Last week, I felt spiritually sick. Perhaps you know the feeling.
It was like my soul was nauseous, bent over, and invisibly heaving inside. My chest felt like it was caving in under the pressure of a sorrow, discouragement, and confusion whose source I couldn’t pinpoint. I told Lily that I felt like I was dying inside.
Then on Tuesday afternoon, I was scheduled to meet with someone that I thought hated me for the last two years.
This person had publicly attacked my character and tried to ruin my ministry, because I asked difficult questions and called for deeper Christian thought. This episode was extremely painful and consumed a lot of my time and energy. I felt like someone I didn’t even know was trying to assassinate God’s calling on my life after Lily and I had sold our things and risked our livelihood to serve in Ethiopia.
So, as 3:30pm approached on Tuesday, I thought about rescheduling the meeting. I was already deeply discouraged, and I wasn’t sure I could handle another shot of toxicity in my soul.
But I went anyway, and I was shocked by what happened.
We talked for four and a half hours, and I left that meeting feeling born again and newly invigorated to chase God’s calling on my life.

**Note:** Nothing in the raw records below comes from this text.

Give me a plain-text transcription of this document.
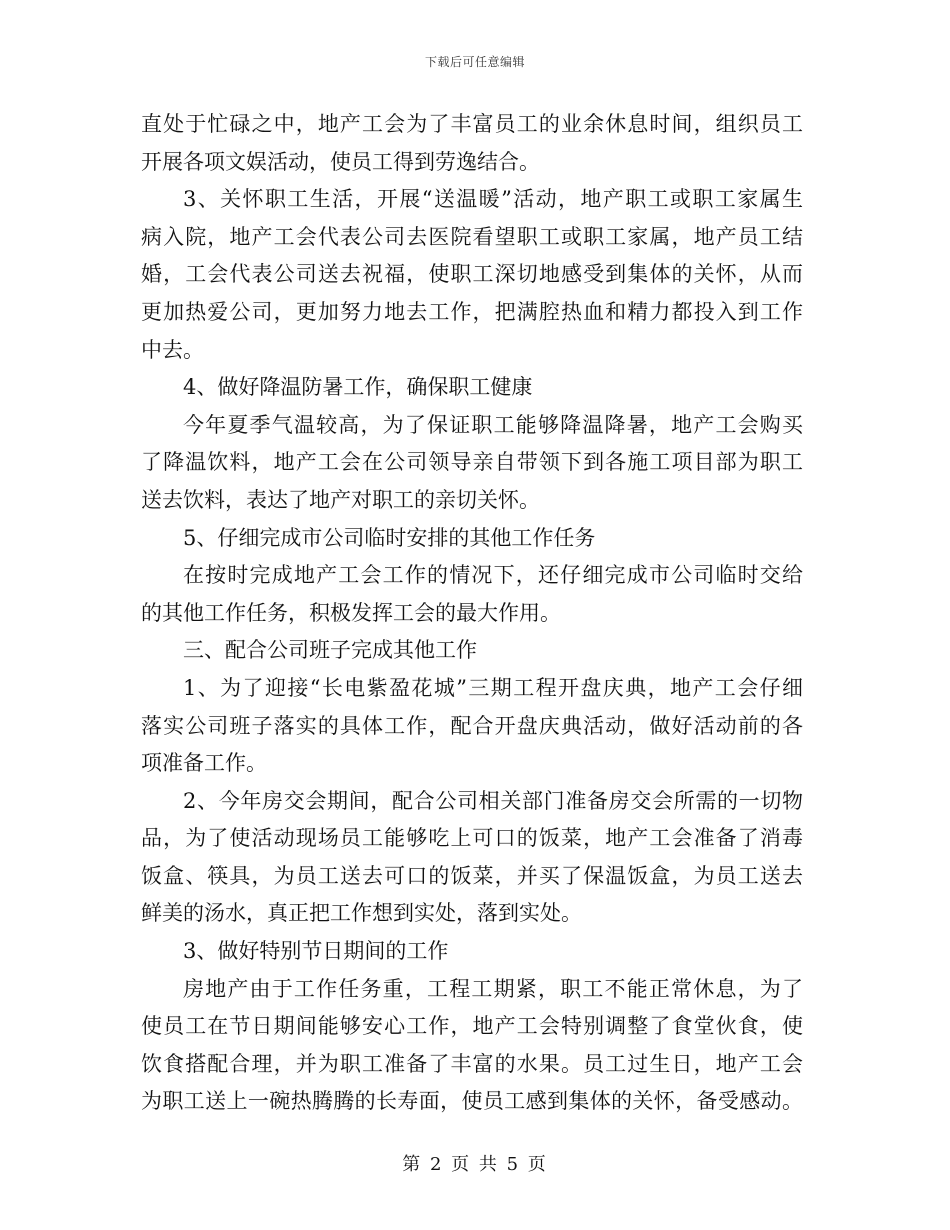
下载后可任意编辑
直处于忙碌之中，地产工会为了丰富员工的业余休息时间，组织员工
开展各项文娱活动，使员工得到劳逸结合。
3、关怀职工生活，开展“送温暖”活动，地产职工或职工家属生
病入院，地产工会代表公司去医院看望职工或职工家属，地产员工结
婚，工会代表公司送去祝福，使职工深切地感受到集体的关怀，从而
更加热爱公司，更加努力地去工作，把满腔热血和精力都投入到工作
中去。
4、做好降温防暑工作，确保职工健康
今年夏季气温较高，为了保证职工能够降温降暑，地产工会购买
了降温饮料，地产工会在公司领导亲自带领下到各施工项目部为职工
送去饮料，表达了地产对职工的亲切关怀。
5、仔细完成市公司临时安排的其他工作任务
在按时完成地产工会工作的情况下，还仔细完成市公司临时交给
的其他工作任务，积极发挥工会的最大作用。
三、配合公司班子完成其他工作
1、为了迎接“长电紫盈花城”三期工程开盘庆典，地产工会仔细
落实公司班子落实的具体工作，配合开盘庆典活动，做好活动前的各
项准备工作。
2、今年房交会期间，配合公司相关部门准备房交会所需的一切物
品，为了使活动现场员工能够吃上可口的饭菜，地产工会准备了消毒
饭盒、筷具，为员工送去可口的饭菜，并买了保温饭盒，为员工送去
鲜美的汤水，真正把工作想到实处，落到实处。
3、做好特别节日期间的工作
房地产由于工作任务重，工程工期紧，职工不能正常休息，为了
使员工在节日期间能够安心工作，地产工会特别调整了食堂伙食，使
饮食搭配合理，并为职工准备了丰富的水果。员工过生日，地产工会
为职工送上一碗热腾腾的长寿面，使员工感到集体的关怀，备受感动。
第 2 页 共 5 页
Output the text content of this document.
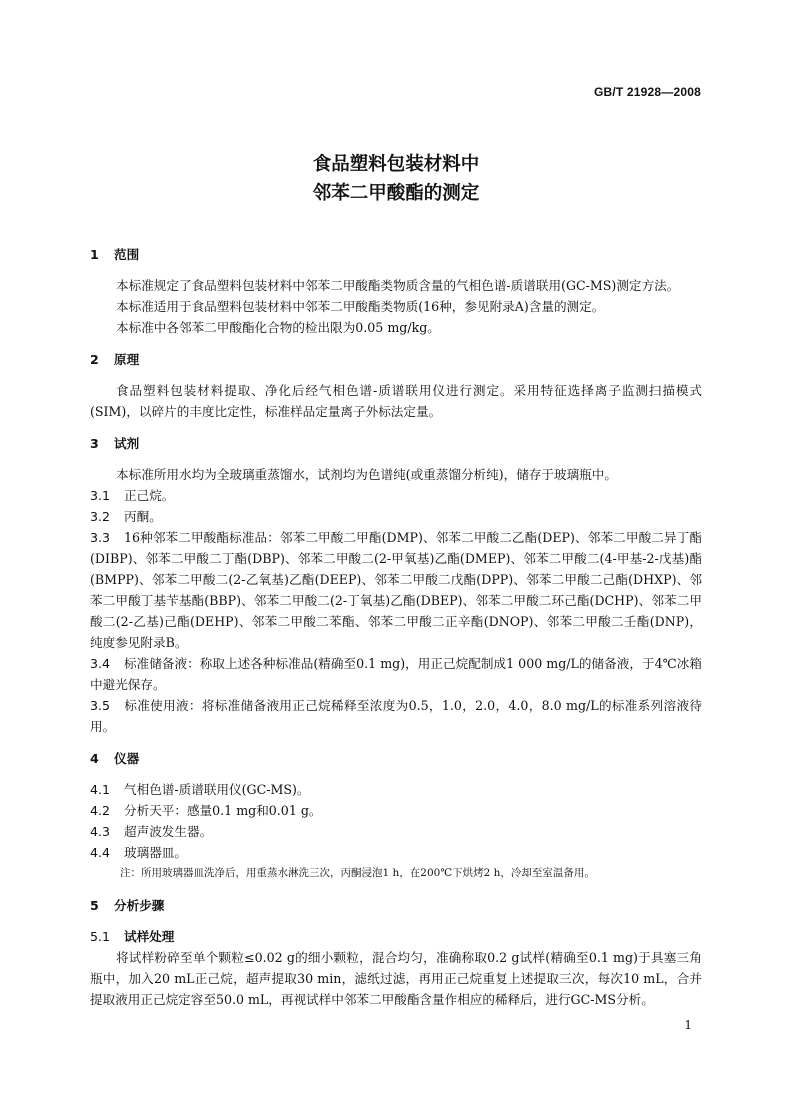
GB/T 21928—2008
食品塑料包装材料中
邻苯二甲酸酯的测定
1 范围

本标准规定了食品塑料包装材料中邻苯二甲酸酯类物质含量的气相色谱-质谱联用(GC-MS)测定方法。

本标准适用于食品塑料包装材料中邻苯二甲酸酯类物质(16种，参见附录A)含量的测定。

本标准中各邻苯二甲酸酯化合物的检出限为0.05 mg/kg。

2 原理

食品塑料包装材料提取、净化后经气相色谱-质谱联用仪进行测定。采用特征选择离子监测扫描模式(SIM)，以碎片的丰度比定性，标准样品定量离子外标法定量。

3 试剂

本标准所用水均为全玻璃重蒸馏水，试剂均为色谱纯(或重蒸馏分析纯)，储存于玻璃瓶中。

3.1 正己烷。

3.2 丙酮。

3.3 16种邻苯二甲酸酯标准品：邻苯二甲酸二甲酯(DMP)、邻苯二甲酸二乙酯(DEP)、邻苯二甲酸二异丁酯(DIBP)、邻苯二甲酸二丁酯(DBP)、邻苯二甲酸二(2-甲氧基)乙酯(DMEP)、邻苯二甲酸二(4-甲基-2-戊基)酯(BMPP)、邻苯二甲酸二(2-乙氧基)乙酯(DEEP)、邻苯二甲酸二戊酯(DPP)、邻苯二甲酸二己酯(DHXP)、邻苯二甲酸丁基苄基酯(BBP)、邻苯二甲酸二(2-丁氧基)乙酯(DBEP)、邻苯二甲酸二环己酯(DCHP)、邻苯二甲酸二(2-乙基)己酯(DEHP)、邻苯二甲酸二苯酯、邻苯二甲酸二正辛酯(DNOP)、邻苯二甲酸二壬酯(DNP)，纯度参见附录B。

3.4 标准储备液：称取上述各种标准品(精确至0.1 mg)，用正己烷配制成1 000 mg/L的储备液，于4℃冰箱中避光保存。

3.5 标准使用液：将标准储备液用正己烷稀释至浓度为0.5，1.0，2.0，4.0，8.0 mg/L的标准系列溶液待用。

4 仪器

4.1 气相色谱-质谱联用仪(GC-MS)。

4.2 分析天平：感量0.1 mg和0.01 g。

4.3 超声波发生器。

4.4 玻璃器皿。

注：所用玻璃器皿洗净后，用重蒸水淋洗三次，丙酮浸泡1 h，在200℃下烘烤2 h，冷却至室温备用。

5 分析步骤

5.1 试样处理

将试样粉碎至单个颗粒≤0.02 g的细小颗粒，混合均匀，准确称取0.2 g试样(精确至0.1 mg)于具塞三角瓶中，加入20 mL正己烷，超声提取30 min，滤纸过滤，再用正己烷重复上述提取三次，每次10 mL，合并提取液用正己烷定容至50.0 mL，再视试样中邻苯二甲酸酯含量作相应的稀释后，进行GC-MS分析。

1
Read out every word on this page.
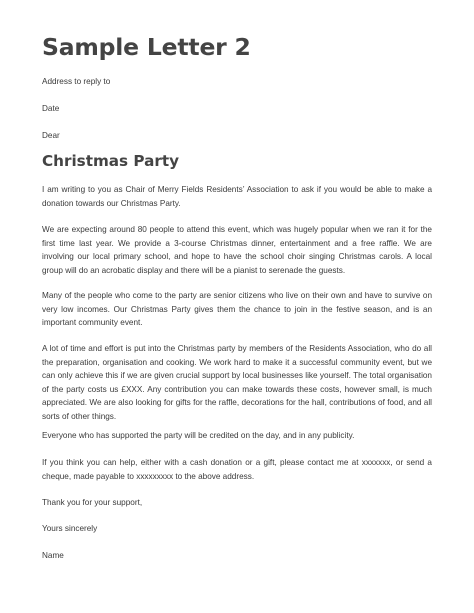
Sample Letter 2
Address to reply to
Date
Dear
Christmas Party
I am writing to you as Chair of Merry Fields Residents’ Association to ask if you would be able to make a donation towards our Christmas Party.
We are expecting around 80 people to attend this event, which was hugely popular when we ran it for the first time last year. We provide a 3-course Christmas dinner, entertainment and a free raffle. We are involving our local primary school, and hope to have the school choir singing Christmas carols. A local group will do an acrobatic display and there will be a pianist to serenade the guests.
Many of the people who come to the party are senior citizens who live on their own and have to survive on very low incomes. Our Christmas Party gives them the chance to join in the festive season, and is an important community event.
A lot of time and effort is put into the Christmas party by members of the Residents Association, who do all the preparation, organisation and cooking. We work hard to make it a successful community event, but we can only achieve this if we are given crucial support by local businesses like yourself. The total organisation of the party costs us £XXX. Any contribution you can make towards these costs, however small, is much appreciated. We are also looking for gifts for the raffle, decorations for the hall, contributions of food, and all sorts of other things.
Everyone who has supported the party will be credited on the day, and in any publicity.
If you think you can help, either with a cash donation or a gift, please contact me at xxxxxxx, or send a cheque, made payable to xxxxxxxxx to the above address.
Thank you for your support,
Yours sincerely
Name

Little did we know, the two of us share the same passion for loving and serving people who are ignored and endangered. I told stories about Wudenesh and Eyob and our need for eyes that can see others as precious neighbors rather than strangers or enemies. They told stories about children in a detention center and a diabetic man shaking in the streets and our need for intentionality in the way we care for others, especially girls in our neighborhoods.
As we listened to one another’s stories, we both cried. I was brought to tears by this person’s powerful commitment to forgive and to advocate for the most vulnerable people in our community after surviving their own pain. We also laughed heartily and shared our dreams for a peaceful Ethiopia where young people can thrive.
The time raced by, and I felt my soul filling with hope, freedom, and energy to press forward. We ended our meeting by asking how we could help one another. I left that restaurant like a newborn child with lightness and sweetness and tenderness alive in my heart again after that terrible spiritual sickness.
My enemy had become my healer. My enemy renewed my hope and inspired my faith. My enemy was the encourager I needed when I felt like I was dying inside.
Two years ago, I would have said this could never happen. But it did.
As I walked home in the darkness Tuesday night, I pondered questions: How much hope, imagination, and practical change do we waste because we don’t reach out to the people we think hate us and/or we ourselves hate? What if Jesus’s call, “Love your enemies” is more of an opportunity than an obligation? Why did it take me two years to do this?
My new friend said it so well in a message afterward: “I keep thinking about the stories you told me, and I was saying to myself, ‘Oh God, we really don’t know each other until we meet and talk.’”
We really don’t know each other until we meet and talk.
Is there someone in your life that you need to meet and talk with this week? What if the person you have seen as your enemy can serve as a healer in your place of sickness and distress?